If we want to make a short comparison between the methods used by the two commentators, the first thing to note is the difference in the material they rely on. The Alexandrian commentator draws both on the material collected in Aristotle’s biological works and on the medical ideas to be found in later authors. By contrast, Pseudo-Simplicius never claimed to get support from such sources. On explaining the theories in the De Anima he uses deductive arguments, the premises of which are mostly in Aristotle’s psychological works. Furthermore, he constantly makes use of theories, worked out for the most part by Iamblichus, which do not show much affinity to medical or biological theories. Using different theories as source of inspiration was accompanied with to different methods of inquiry. It has been shown that Philoponus relied on medical material extensively, and sometimes used it to illustrate, sometimes to underpin theses concerning the features of the soul.[35] Discussion of sense-perception is characterized by frequent references to medical theories and observation. That does not mean, however, that he accepts them all uncritically. Rather, they offer the background against which Philoponus has to formulate his own ideas. Speaking in Aristotelian way, they form part of the ἔνδοξα. Pseudo-Simplicius does not seem to have made any effort to employ such devices in the commentary on the De Anima.

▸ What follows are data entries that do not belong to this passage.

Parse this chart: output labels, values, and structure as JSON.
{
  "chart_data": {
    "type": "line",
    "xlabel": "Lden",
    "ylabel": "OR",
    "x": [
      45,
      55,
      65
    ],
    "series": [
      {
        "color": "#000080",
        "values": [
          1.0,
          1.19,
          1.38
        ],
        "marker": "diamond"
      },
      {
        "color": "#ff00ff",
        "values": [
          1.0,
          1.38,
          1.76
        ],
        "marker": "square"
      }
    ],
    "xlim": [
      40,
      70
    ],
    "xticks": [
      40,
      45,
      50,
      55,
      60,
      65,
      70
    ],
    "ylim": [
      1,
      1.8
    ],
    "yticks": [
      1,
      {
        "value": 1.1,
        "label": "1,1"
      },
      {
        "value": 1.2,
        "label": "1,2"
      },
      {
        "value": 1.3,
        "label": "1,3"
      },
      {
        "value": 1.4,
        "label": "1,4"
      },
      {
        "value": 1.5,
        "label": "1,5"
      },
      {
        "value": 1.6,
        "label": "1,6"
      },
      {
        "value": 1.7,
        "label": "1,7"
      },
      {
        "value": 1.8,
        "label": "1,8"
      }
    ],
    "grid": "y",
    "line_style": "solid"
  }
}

We can see, then, that the two approaches are very different. Philoponus reflects on problems raised by medical authors and uses empirical material extensively, either to illustrate the point he is about to make, either to employ it as an independent argument. By contrast, his Athenian contemporary Pseudo-Simplicius passes up every chance for including medical findings in the discussion of Aristotle’s theory. His approach is deductive insofar as he takes a few general doctrines as guidelines by the aid of which to explain the text. As a conclusion, it seems that the examination of this peculiar subject might give the impression that there is still something relevant in Karl Praechter’s characterization of the Alexandrian versus Athenian Neoplatonism in the 5th and 6th century. It does not mean that we are entitled to draw such a clear line between the two schools again. But there seems to be a difference in nuances that should be spelled out. The distinction itself cannot be dismissed altogether.[36]